Mobile applications have the potential to turn credit unions into a ubiquitous, always-open financial presence.
On one hand, this enables credit unions to capitalize on the instant gratification mindset the connected age has wrought while cutting transaction costs. On the other, it has created a slew of ancillary issues, foremost being how to secure data collected remotely and how to make mobile an appealing option for both user and staff member.
According to a July 2015 report from KPMG, the total number of mobile users worldwide is projected to reach 1.8 billion by the end of the decade, and the availability of mobile options for this increasingly mobile population is a factor in deciding whether to change financial institutions.
At Interra Credit Union ($837.7M, Goshen, IN), mobile banking is a way to build loyalty and engagement, especially among coveted millennial and Gen X members and potential members.
Interra rolled out a mobile loan application platform in April 2015 that extends and unifies the credit union’s digital presence in a way that helped Interra increase remote loan applications by 50% in little more than a year.
And David Dekker, vice president of Interra’s INdirect Services, projects another 50% increase by this time next year. A key reason for this is because the credit union now offers a consistent interface for users regardless of device.
A key driver in getting someone to come back to our institution is giving them the same look and feel every time versus having Interra look different when they access it on different devices, Dekker says. With today’s generation, that can be a barrier. If the technology is not what they expect, what does that say about the other products and services we provide?
A New Standard
Implementing the new mobile loan platform created a centralized, standardized, nearly automated lending environment. It also offers controls Interra didn’t have previously.
For example, loan advisers were approving loans where the debt ratio was outside the credit union’s lending parameters or the credit score didn’t meet the threshold, says Vi Ryder, assistant vice president of lending operations. The new platform puts a block on such activity and has curtailed approval authority for loan advisers at individual branches.
Now, instead of loan advisers rendering decisions on applications, every application goes through underwriting. If a number is outside of the credit union’s lending parameters, the system flags it.
The platform has reduced Interra’s human resource expenditures and according to Dekker, the mobile and online app should lower branch-staffing needs but Interra still ensures there is ample human oversight and quality control.

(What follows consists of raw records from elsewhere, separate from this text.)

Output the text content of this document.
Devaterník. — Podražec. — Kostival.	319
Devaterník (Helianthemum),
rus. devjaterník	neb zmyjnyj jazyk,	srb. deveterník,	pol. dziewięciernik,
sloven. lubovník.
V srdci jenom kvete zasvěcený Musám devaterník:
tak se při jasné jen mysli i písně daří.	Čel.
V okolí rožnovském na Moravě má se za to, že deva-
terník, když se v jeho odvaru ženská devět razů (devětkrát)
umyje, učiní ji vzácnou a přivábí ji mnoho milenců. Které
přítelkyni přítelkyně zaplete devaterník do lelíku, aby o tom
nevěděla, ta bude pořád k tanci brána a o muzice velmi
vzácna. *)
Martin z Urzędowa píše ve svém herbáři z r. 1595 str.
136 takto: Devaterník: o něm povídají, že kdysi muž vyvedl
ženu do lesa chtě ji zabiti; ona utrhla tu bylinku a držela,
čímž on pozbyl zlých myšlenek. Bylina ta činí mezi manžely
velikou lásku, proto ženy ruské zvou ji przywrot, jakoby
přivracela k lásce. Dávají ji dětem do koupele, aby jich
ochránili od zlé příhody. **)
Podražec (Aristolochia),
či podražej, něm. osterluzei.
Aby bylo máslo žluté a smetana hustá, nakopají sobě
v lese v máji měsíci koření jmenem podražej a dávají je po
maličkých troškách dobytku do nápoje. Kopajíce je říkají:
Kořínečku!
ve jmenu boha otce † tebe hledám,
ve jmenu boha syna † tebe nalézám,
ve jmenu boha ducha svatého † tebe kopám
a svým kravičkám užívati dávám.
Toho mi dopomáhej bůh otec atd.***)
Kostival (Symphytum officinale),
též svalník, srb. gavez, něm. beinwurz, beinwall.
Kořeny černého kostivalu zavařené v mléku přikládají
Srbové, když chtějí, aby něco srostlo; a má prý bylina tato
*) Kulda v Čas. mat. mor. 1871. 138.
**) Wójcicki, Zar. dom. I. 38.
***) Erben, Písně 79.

We have a monthly report we review on instant decisions to make sure all the documentation adheres to what we need, Ryder says.
The Benefits Of Adoption
Dekker characterizes the out-of-the-gate adoption rate as slow, but increasing over time.
Month after month, we’ve seen adoption grow for people using those services, he says. We’ve seen a gradual increase over the past six months as both members and internal staff feel more comfortable [with the platform].
Chalk it up to the gradual giving way of a legacy mentality.
From a user standpoint, it’s way more streamlined and efficient, Ryder says.
And for staff, Ryder says the additional control the platform offers speaks for itself.
The report functionality is bar none, she explains. I can pull any data anytime. If I want to see how many online applications we received from 10 p.m. to midnight, I can find that out. I can see how many applications we approved but didn’t fund. If we can dream it, we can build it.
The Cost Benefit
According to Dekker, Interra has not yet noted a drastic increase in overall savings since implementing the new mobile loan application platform, but it’s still early and members are still getting comfortable with using it.
We’re wanting to be a leader in this space and be more progressive than some of our peers might be comfortable with.
We’re looking at longer-term benefits rather than an immediate drop-off in costs, the vice president says.
As for what it cost to add the new platform, Dekker says Interra mitigated the risk endemic in a core conversion by doing our due diligence and talking to other credit unions that use the MeridianLink LPQ platform Interra has deployed, and, overall, the credit union is happy with the process and results.
Currently, Interra is using the platform primarily for car loans and credit cards. Whether it offers other services, such as loans for small businesses, depends on how aggressive it wants to get.
It’s up the credit union how far we want to push the envelope, Dekker says. We don’t have any concrete plans for that now.
That might not be the case for long.
We’re known as an industry that’s a little slow to react to change, the Interra vice president adds. From our perspective, we’re wanting to be a leader in this space and be more progressive than some of our peers might be comfortable with.